The second pattern is 3D arriving as a first-class format. ComfyUI added native 3D Gaussian Splats, turning a single image into renderable 3D inside a node graph, and Frame.io promoted 3D to a reviewable asset type with automatic turntables and degree-stamped comments. These are different ends of the pipeline — generation and review — converging on the same conclusion: 3D is no longer a specialist detour. Underneath the leaders, a steady cadence of model-support and motion-design work filled out the week, with a long tail of products shipping only incremental changes or nothing observable.
Leaders
Webflow posted the week's highest velocity by pushing past website building on several fronts at once. Webflow Cloud now deploys apps straight from a repository with no site required, decoupling hosting from the visual builder. Alongside it, Webflow AEO launched for Enterprise to measure how a brand appears in AI answers and ship fixes with agent help — an entirely new product surface rather than a refinement of the editor.

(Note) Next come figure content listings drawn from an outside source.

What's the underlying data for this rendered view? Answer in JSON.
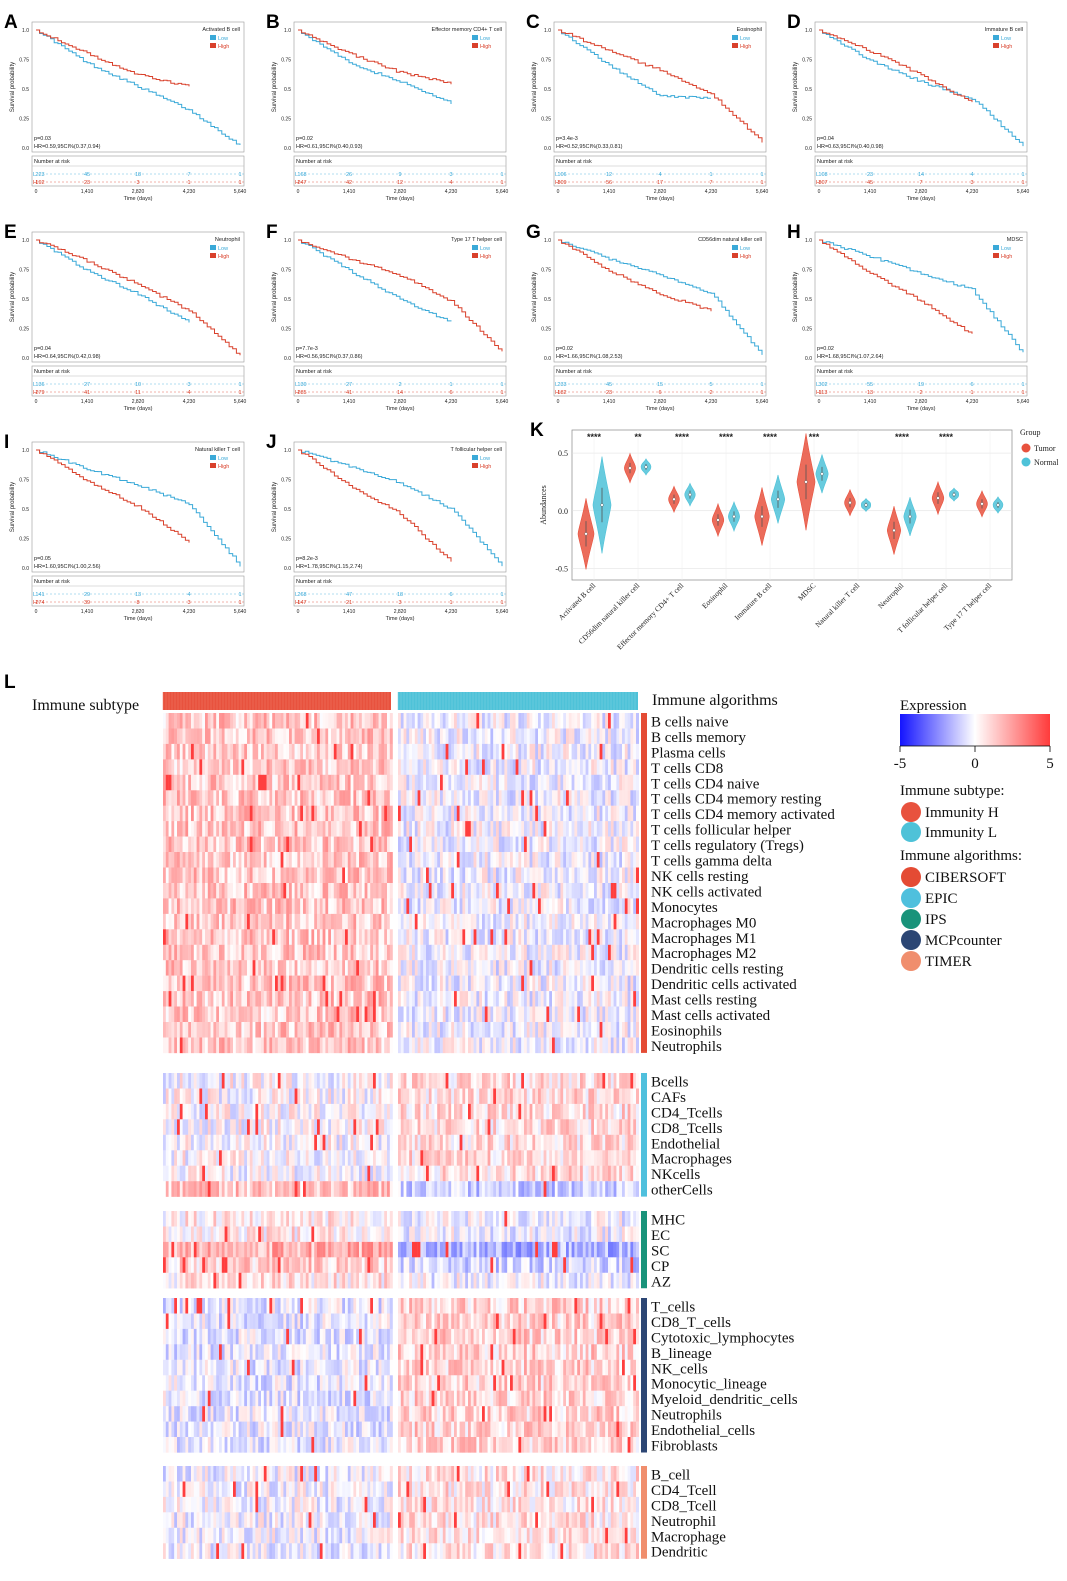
{
  "figure": {
    "panel_letters": [
      "A",
      "B",
      "C",
      "D",
      "E",
      "F",
      "G",
      "H",
      "I",
      "J",
      "K",
      "L"
    ]
  },
  "colors": {
    "low": "#3aa9d8",
    "high": "#d9402b",
    "tumor": "#e8523e",
    "normal": "#4ec2d8",
    "cibersoft": "#e44b34",
    "epic": "#4fc0dd",
    "ips": "#19937a",
    "mcpcounter": "#2c4674",
    "timer": "#f08e6d",
    "expr_low": "#1414ff",
    "expr_mid": "#ffffff",
    "expr_high": "#ff2020"
  },
  "km_common": {
    "ylabel": "Survival probability",
    "xlabel": "Time (days)",
    "xticks": [
      "0",
      "1,410",
      "2,820",
      "4,230",
      "5,640"
    ],
    "yticks": [
      "0.0",
      "0.25",
      "0.5",
      "0.75",
      "1.0"
    ],
    "legend_low": "Low",
    "legend_high": "High",
    "risk_title": "Number at risk",
    "risk_row_low": "L",
    "risk_row_high": "H"
  },
  "chart_data": [
    {
      "type": "line",
      "panel": "A",
      "title": "Activated B cell",
      "p": "p=0.03",
      "hr": "HR=0.59,95CI%(0.37,0.94)",
      "x": [
        0,
        1410,
        2820,
        4230,
        5640
      ],
      "series": [
        {
          "name": "Low",
          "values": [
            1.0,
            0.72,
            0.52,
            0.32,
            0.02
          ]
        },
        {
          "name": "High",
          "values": [
            1.0,
            0.8,
            0.62,
            0.52,
            null
          ]
        }
      ],
      "risk_low": [
        "223",
        "45",
        "18",
        "7",
        "1"
      ],
      "risk_high": [
        "192",
        "23",
        "3",
        "1",
        "1"
      ]
    },
    {
      "type": "line",
      "panel": "B",
      "title": "Effector memory CD4+ T cell",
      "p": "p=0.02",
      "hr": "HR=0.61,95CI%(0.40,0.93)",
      "x": [
        0,
        1410,
        2820,
        4230,
        5640
      ],
      "series": [
        {
          "name": "Low",
          "values": [
            1.0,
            0.72,
            0.56,
            0.38,
            null
          ]
        },
        {
          "name": "High",
          "values": [
            1.0,
            0.8,
            0.64,
            0.55,
            null
          ]
        }
      ],
      "risk_low": [
        "168",
        "26",
        "9",
        "3",
        "1"
      ],
      "risk_high": [
        "247",
        "42",
        "12",
        "4",
        "1"
      ]
    },
    {
      "type": "line",
      "panel": "C",
      "title": "Eosinophil",
      "p": "p=3.4e-3",
      "hr": "HR=0.52,95CI%(0.33,0.81)",
      "x": [
        0,
        1410,
        2820,
        4230,
        5640
      ],
      "series": [
        {
          "name": "Low",
          "values": [
            1.0,
            0.7,
            0.44,
            0.42,
            null
          ]
        },
        {
          "name": "High",
          "values": [
            1.0,
            0.82,
            0.66,
            0.46,
            0.05
          ]
        }
      ],
      "risk_low": [
        "106",
        "12",
        "4",
        "1",
        "1"
      ],
      "risk_high": [
        "309",
        "56",
        "17",
        "7",
        "1"
      ]
    },
    {
      "type": "line",
      "panel": "D",
      "title": "Immature B cell",
      "p": "p=0.04",
      "hr": "HR=0.63,95CI%(0.40,0.98)",
      "x": [
        0,
        1410,
        2820,
        4230,
        5640
      ],
      "series": [
        {
          "name": "Low",
          "values": [
            1.0,
            0.74,
            0.56,
            0.42,
            0.02
          ]
        },
        {
          "name": "High",
          "values": [
            1.0,
            0.82,
            0.62,
            0.38,
            null
          ]
        }
      ],
      "risk_low": [
        "108",
        "23",
        "14",
        "4",
        "1"
      ],
      "risk_high": [
        "307",
        "45",
        "7",
        "3",
        "1"
      ]
    },
    {
      "type": "line",
      "panel": "E",
      "title": "Neutrophil",
      "p": "p=0.04",
      "hr": "HR=0.64,95CI%(0.42,0.98)",
      "x": [
        0,
        1410,
        2820,
        4230,
        5640
      ],
      "series": [
        {
          "name": "Low",
          "values": [
            1.0,
            0.74,
            0.54,
            0.3,
            null
          ]
        },
        {
          "name": "High",
          "values": [
            1.0,
            0.82,
            0.62,
            0.4,
            0.02
          ]
        }
      ],
      "risk_low": [
        "136",
        "27",
        "10",
        "3",
        "1"
      ],
      "risk_high": [
        "279",
        "41",
        "11",
        "4",
        "1"
      ]
    },
    {
      "type": "line",
      "panel": "F",
      "title": "Type 17 T helper cell",
      "p": "p=7.7e-3",
      "hr": "HR=0.56,95CI%(0.37,0.86)",
      "x": [
        0,
        1410,
        2820,
        4230,
        5640
      ],
      "series": [
        {
          "name": "Low",
          "values": [
            1.0,
            0.74,
            0.5,
            0.3,
            null
          ]
        },
        {
          "name": "High",
          "values": [
            1.0,
            0.84,
            0.7,
            0.48,
            0.05
          ]
        }
      ],
      "risk_low": [
        "130",
        "27",
        "2",
        "1",
        "1"
      ],
      "risk_high": [
        "285",
        "41",
        "14",
        "6",
        "1"
      ]
    },
    {
      "type": "line",
      "panel": "G",
      "title": "CD56dim natural killer cell",
      "p": "p=0.02",
      "hr": "HR=1.66,95CI%(1.08,2.53)",
      "x": [
        0,
        1410,
        2820,
        4230,
        5640
      ],
      "series": [
        {
          "name": "Low",
          "values": [
            1.0,
            0.84,
            0.7,
            0.55,
            0.02
          ]
        },
        {
          "name": "High",
          "values": [
            1.0,
            0.74,
            0.54,
            0.4,
            null
          ]
        }
      ],
      "risk_low": [
        "233",
        "45",
        "15",
        "5",
        "1"
      ],
      "risk_high": [
        "182",
        "23",
        "6",
        "2",
        "1"
      ]
    },
    {
      "type": "line",
      "panel": "H",
      "title": "MDSC",
      "p": "p=0.02",
      "hr": "HR=1.68,95CI%(1.07,2.64)",
      "x": [
        0,
        1410,
        2820,
        4230,
        5640
      ],
      "series": [
        {
          "name": "Low",
          "values": [
            1.0,
            0.86,
            0.72,
            0.58,
            0.04
          ]
        },
        {
          "name": "High",
          "values": [
            1.0,
            0.72,
            0.48,
            0.2,
            null
          ]
        }
      ],
      "risk_low": [
        "302",
        "55",
        "19",
        "6",
        "1"
      ],
      "risk_high": [
        "113",
        "13",
        "2",
        "1",
        "1"
      ]
    },
    {
      "type": "line",
      "panel": "I",
      "title": "Natural killer T cell",
      "p": "p=0.05",
      "hr": "HR=1.60,95CI%(1.00,2.56)",
      "x": [
        0,
        1410,
        2820,
        4230,
        5640
      ],
      "series": [
        {
          "name": "Low",
          "values": [
            1.0,
            0.84,
            0.7,
            0.54,
            0.02
          ]
        },
        {
          "name": "High",
          "values": [
            1.0,
            0.74,
            0.52,
            0.22,
            null
          ]
        }
      ],
      "risk_low": [
        "141",
        "29",
        "13",
        "4",
        "1"
      ],
      "risk_high": [
        "274",
        "39",
        "8",
        "3",
        "1"
      ]
    },
    {
      "type": "line",
      "panel": "J",
      "title": "T follicular helper cell",
      "p": "p=8.2e-3",
      "hr": "HR=1.78,95CI%(1.15,2.74)",
      "x": [
        0,
        1410,
        2820,
        4230,
        5640
      ],
      "series": [
        {
          "name": "Low",
          "values": [
            1.0,
            0.86,
            0.72,
            0.5,
            0.02
          ]
        },
        {
          "name": "High",
          "values": [
            1.0,
            0.7,
            0.46,
            0.05,
            null
          ]
        }
      ],
      "risk_low": [
        "268",
        "47",
        "18",
        "6",
        "1"
      ],
      "risk_high": [
        "147",
        "21",
        "3",
        "1",
        "1"
      ]
    },
    {
      "type": "violin",
      "panel": "K",
      "ylabel": "Abundances",
      "ylim": [
        -0.6,
        0.7
      ],
      "yticks": [
        -0.5,
        0.0,
        0.5
      ],
      "legend_title": "Group",
      "legend_items": [
        "Tumor",
        "Normal"
      ],
      "categories": [
        "Activated B cell",
        "CD56dim natural killer cell",
        "Effector memory CD4+ T cell",
        "Eosinophil",
        "Immature B cell",
        "MDSC",
        "Natural killer T cell",
        "Neutrophil",
        "T follicular helper cell",
        "Type 17 T helper cell"
      ],
      "significance": [
        "****",
        "**",
        "****",
        "****",
        "****",
        "***",
        "",
        "****",
        "****",
        ""
      ],
      "series": [
        {
          "name": "Tumor",
          "median": [
            -0.2,
            0.37,
            0.1,
            -0.08,
            -0.05,
            0.25,
            0.07,
            -0.17,
            0.11,
            0.06
          ],
          "spread": [
            0.22,
            0.09,
            0.08,
            0.1,
            0.18,
            0.3,
            0.08,
            0.15,
            0.1,
            0.08
          ]
        },
        {
          "name": "Normal",
          "median": [
            0.05,
            0.38,
            0.14,
            -0.05,
            0.1,
            0.32,
            0.05,
            -0.05,
            0.14,
            0.05
          ],
          "spread": [
            0.3,
            0.05,
            0.07,
            0.09,
            0.15,
            0.12,
            0.04,
            0.12,
            0.04,
            0.05
          ]
        }
      ]
    },
    {
      "type": "heatmap",
      "panel": "L",
      "row_header": "Immune subtype",
      "col_groups_label": "Immune algorithms",
      "col_groups": [
        "Immunity H",
        "Immunity L"
      ],
      "legend_title": "Expression",
      "scale": [
        -5,
        0,
        5
      ],
      "scale_labels": [
        "-5",
        "0",
        "5"
      ],
      "subtype_title": "Immune subtype:",
      "algorithms_title": "Immune algorithms:",
      "algorithms": [
        "CIBERSOFT",
        "EPIC",
        "IPS",
        "MCPcounter",
        "TIMER"
      ],
      "blocks": [
        {
          "algorithm": "CIBERSOFT",
          "rows": [
            "B cells naive",
            "B cells memory",
            "Plasma cells",
            "T cells CD8",
            "T cells CD4 naive",
            "T cells CD4 memory resting",
            "T cells CD4 memory activated",
            "T cells follicular helper",
            "T cells regulatory (Tregs)",
            "T cells gamma delta",
            "NK cells resting",
            "NK cells activated",
            "Monocytes",
            "Macrophages M0",
            "Macrophages M1",
            "Macrophages M2",
            "Dendritic cells resting",
            "Dendritic cells activated",
            "Mast cells resting",
            "Mast cells activated",
            "Eosinophils",
            "Neutrophils"
          ]
        },
        {
          "algorithm": "EPIC",
          "rows": [
            "Bcells",
            "CAFs",
            "CD4_Tcells",
            "CD8_Tcells",
            "Endothelial",
            "Macrophages",
            "NKcells",
            "otherCells"
          ]
        },
        {
          "algorithm": "IPS",
          "rows": [
            "MHC",
            "EC",
            "SC",
            "CP",
            "AZ"
          ]
        },
        {
          "algorithm": "MCPcounter",
          "rows": [
            "T_cells",
            "CD8_T_cells",
            "Cytotoxic_lymphocytes",
            "B_lineage",
            "NK_cells",
            "Monocytic_lineage",
            "Myeloid_dendritic_cells",
            "Neutrophils",
            "Endothelial_cells",
            "Fibroblasts"
          ]
        },
        {
          "algorithm": "TIMER",
          "rows": [
            "B_cell",
            "CD4_Tcell",
            "CD8_Tcell",
            "Neutrophil",
            "Macrophage",
            "Dendritic"
          ]
        }
      ]
    }
  ]
}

VEED made the clearest agent-era move in the sector. In roughly a month it has exposed its generation engine through an MCP server and a ChatGPT app, so a prompt can become a finished video without ever opening VEED's canvas. The strategy is unbundling: the editor becomes one of several front doors, and the engine becomes something agents drive on the user's behalf.
Jitter reframed its motion-design product with Jitter AI, which generates a custom tool or effect from a description — a glitch transition, a 3D rotation, a ripple — inside the editor, then lets users reuse and share it. It shifts the product from a fixed set of capabilities to an open-ended one, on top of a deepening manual toolset of components, shaders, and pen-tool work.

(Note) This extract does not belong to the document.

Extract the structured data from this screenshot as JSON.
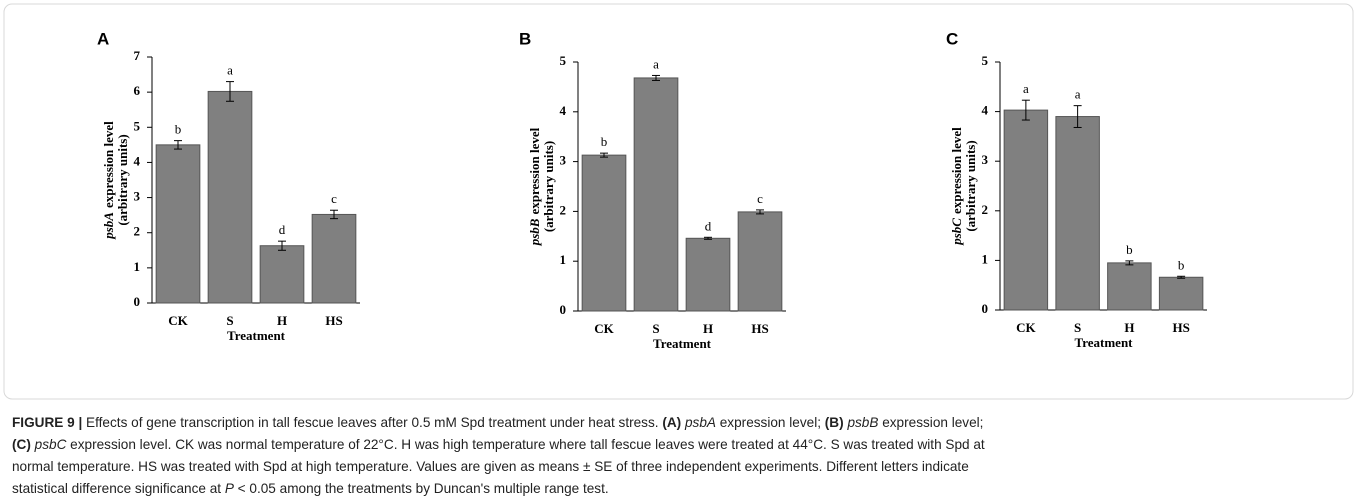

Frame.io added 3D asset review in beta, treating 3D as a first-class format with automatic turntable previews, USD-based ingestion, and degree-stamped comments running through the same versioning and approval workflow as video and imagery. It landed alongside Frame.io's promotion into Adobe's Top App Bar — the clearest sign yet of its absorption into Creative Cloud.
ComfyUI continued its day-0 breadth strategy, this week stretching from images and audio into native 3D. TripoSplat adds native support for 3D Gaussian Splats, converting one image into renderable 3D Gaussians directly in a node graph — extending the 3D push from mesh generation into splats and making 3D a permanent part of the workflow rather than an experiment.
Wildcards
Mentimeter is doing something off-pattern: pushing past the live-presentation moment entirely. Menti Pulse, in closed beta, delivers recurring anonymous pulse checks inside Microsoft Teams chats with trends tracked over time — engagement that happens between meetings rather than during them. In parallel it made its AI features a default included part of the product for all users.

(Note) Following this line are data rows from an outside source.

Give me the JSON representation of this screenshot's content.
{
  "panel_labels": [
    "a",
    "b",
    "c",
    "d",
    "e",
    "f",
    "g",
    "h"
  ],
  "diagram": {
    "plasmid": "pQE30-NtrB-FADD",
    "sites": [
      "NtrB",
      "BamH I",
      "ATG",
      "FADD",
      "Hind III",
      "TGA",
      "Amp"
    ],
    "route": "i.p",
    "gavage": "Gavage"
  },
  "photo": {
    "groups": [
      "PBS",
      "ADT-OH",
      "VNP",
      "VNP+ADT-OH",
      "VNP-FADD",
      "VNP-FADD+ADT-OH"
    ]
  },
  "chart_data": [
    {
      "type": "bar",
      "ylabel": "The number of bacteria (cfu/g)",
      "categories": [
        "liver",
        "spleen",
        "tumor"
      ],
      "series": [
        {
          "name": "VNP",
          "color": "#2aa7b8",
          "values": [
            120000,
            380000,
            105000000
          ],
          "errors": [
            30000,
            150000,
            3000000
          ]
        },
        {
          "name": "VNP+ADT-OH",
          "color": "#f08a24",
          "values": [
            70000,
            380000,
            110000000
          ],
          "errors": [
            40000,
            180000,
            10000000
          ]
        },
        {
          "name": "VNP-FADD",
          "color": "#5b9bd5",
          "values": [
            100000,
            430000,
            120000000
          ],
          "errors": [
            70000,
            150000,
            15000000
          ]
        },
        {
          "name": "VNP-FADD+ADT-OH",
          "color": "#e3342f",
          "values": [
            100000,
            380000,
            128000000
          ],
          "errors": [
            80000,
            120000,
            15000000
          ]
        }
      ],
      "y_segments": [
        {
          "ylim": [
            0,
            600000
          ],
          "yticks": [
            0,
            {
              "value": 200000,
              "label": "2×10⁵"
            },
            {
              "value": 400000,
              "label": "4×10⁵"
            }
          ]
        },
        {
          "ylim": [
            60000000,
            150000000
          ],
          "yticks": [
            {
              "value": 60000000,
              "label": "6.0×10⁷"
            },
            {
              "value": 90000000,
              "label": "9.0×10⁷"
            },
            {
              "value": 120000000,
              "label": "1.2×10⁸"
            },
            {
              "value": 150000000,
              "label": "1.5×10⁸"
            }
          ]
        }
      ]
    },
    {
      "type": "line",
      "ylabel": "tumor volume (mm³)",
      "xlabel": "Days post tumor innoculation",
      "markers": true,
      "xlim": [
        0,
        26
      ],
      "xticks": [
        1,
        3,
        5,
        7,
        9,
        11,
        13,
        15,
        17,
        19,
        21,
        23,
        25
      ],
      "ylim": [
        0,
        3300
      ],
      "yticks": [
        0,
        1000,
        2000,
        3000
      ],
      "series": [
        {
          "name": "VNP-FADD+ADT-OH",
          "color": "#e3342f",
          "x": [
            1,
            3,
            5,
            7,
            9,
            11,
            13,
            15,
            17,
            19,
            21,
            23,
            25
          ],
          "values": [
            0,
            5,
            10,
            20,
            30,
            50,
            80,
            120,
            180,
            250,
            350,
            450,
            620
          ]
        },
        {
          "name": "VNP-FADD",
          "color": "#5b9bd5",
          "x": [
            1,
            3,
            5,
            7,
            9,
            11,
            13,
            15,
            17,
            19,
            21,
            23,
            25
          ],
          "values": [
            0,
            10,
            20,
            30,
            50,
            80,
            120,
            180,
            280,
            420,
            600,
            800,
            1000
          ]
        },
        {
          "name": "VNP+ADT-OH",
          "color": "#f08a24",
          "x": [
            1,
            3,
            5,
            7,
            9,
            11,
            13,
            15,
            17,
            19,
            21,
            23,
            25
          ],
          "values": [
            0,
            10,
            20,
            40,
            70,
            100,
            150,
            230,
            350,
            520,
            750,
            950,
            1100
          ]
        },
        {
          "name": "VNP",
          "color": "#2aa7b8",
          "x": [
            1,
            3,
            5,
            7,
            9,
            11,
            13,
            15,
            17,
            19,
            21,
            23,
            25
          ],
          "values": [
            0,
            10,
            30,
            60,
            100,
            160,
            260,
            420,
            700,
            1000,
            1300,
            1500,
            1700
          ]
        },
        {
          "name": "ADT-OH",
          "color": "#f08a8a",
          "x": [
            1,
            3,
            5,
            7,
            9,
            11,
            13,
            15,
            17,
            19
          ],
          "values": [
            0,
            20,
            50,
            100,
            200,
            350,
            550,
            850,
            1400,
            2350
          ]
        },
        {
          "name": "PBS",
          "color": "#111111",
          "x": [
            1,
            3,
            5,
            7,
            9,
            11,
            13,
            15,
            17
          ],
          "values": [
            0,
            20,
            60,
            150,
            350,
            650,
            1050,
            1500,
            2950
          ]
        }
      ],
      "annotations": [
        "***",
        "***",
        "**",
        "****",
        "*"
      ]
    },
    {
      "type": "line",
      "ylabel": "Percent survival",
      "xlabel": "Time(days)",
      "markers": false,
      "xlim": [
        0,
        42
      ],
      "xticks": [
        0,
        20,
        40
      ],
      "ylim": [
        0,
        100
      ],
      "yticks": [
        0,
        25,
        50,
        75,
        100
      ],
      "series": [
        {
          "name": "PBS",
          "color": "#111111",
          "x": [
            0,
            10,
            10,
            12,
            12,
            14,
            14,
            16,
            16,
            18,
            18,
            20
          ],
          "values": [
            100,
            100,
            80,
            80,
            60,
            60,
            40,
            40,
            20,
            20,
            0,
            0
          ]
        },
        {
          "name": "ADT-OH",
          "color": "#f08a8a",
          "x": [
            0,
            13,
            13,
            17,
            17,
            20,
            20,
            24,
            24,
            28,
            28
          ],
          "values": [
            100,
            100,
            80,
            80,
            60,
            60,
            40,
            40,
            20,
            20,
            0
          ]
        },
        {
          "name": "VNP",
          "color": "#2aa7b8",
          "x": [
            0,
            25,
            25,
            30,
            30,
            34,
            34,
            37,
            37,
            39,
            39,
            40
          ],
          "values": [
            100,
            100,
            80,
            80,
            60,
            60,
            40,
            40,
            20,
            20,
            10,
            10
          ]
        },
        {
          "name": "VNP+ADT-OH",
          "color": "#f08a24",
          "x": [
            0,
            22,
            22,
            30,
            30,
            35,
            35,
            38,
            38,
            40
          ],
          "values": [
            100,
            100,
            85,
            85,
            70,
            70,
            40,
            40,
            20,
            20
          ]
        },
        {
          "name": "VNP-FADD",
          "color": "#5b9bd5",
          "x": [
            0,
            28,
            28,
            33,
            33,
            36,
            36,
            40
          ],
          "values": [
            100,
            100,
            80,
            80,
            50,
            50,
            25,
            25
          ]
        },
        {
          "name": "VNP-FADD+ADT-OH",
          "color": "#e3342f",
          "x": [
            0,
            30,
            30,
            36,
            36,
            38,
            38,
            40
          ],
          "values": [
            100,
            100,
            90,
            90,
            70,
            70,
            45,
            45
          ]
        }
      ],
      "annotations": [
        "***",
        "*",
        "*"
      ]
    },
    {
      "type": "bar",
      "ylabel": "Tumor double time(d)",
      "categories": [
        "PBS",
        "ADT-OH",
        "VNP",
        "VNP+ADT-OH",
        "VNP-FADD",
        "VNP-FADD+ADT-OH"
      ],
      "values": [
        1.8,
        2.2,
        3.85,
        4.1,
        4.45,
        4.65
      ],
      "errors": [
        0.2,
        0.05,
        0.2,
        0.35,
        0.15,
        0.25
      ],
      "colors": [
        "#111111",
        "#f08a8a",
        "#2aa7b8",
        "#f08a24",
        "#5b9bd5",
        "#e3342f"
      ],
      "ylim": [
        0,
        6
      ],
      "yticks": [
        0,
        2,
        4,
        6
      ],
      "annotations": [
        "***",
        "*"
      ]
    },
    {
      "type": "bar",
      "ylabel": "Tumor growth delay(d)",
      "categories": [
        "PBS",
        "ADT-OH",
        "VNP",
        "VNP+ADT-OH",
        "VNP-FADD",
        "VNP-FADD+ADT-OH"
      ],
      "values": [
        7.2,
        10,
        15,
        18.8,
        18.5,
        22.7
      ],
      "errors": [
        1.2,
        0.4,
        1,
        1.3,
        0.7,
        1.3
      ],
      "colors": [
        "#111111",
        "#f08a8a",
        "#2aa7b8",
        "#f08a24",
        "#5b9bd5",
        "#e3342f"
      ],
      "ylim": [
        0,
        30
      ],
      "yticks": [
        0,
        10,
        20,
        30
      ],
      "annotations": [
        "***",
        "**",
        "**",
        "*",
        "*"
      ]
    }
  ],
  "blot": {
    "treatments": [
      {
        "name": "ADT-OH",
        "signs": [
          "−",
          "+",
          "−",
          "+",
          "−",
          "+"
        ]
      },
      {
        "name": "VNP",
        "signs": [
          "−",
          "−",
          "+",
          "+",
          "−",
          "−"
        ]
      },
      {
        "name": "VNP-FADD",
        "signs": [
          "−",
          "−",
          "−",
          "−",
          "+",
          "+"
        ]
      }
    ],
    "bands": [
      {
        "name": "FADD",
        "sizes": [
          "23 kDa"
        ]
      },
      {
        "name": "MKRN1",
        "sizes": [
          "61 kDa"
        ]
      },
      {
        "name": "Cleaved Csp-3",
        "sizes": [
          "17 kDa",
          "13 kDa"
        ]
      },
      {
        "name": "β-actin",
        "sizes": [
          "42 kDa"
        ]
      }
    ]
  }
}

Octopus.do is repositioning a niche tool — the visual sitemap — into the front of a production pipeline. It rebuilt its content editor from scratch (adding columns, tables, and alignment) and updated its Figma plugin to turn a planned project into a full high-fidelity prototype with every component wired to variables, so the planning stage now feeds directly into design.
Themes that compounded
- Generation moved off the canvas: VEED, Jitter, and Webflow all exposed capability outside their own editor this week.
- MCP and assistant surfaces appeared in design too — VEED's MCP server and ChatGPT app make its engine agent-addressable.
- 3D became first-class at both ends of the pipeline — ComfyUI for generation, Frame.io for review.
- Prompt-built tooling replaced fixed libraries, with Jitter generating effects on demand rather than offering a menu.
- Model-support velocity stayed a moat for open-source tooling, with Krita's plugin first to support Anima, ERNIE Image, and Flux 2.
Watch this week
The pattern to watch is whether more design tools follow VEED in exposing their engines over MCP and into assistant apps. VEED has now shipped both an MCP server and a ChatGPT app; Webflow is adding agent-assisted workflows inside its platform. If a second editor ships an MCP surface next week, the off-canvas shift becomes a sector trend rather than one company's bet. Watch also whether the 3D momentum continues — ComfyUI and Frame.io both treated 3D as first-class this week, and Krita's relentless model cadence suggests the open-source side will keep adding 3D and image models as fast as they appear.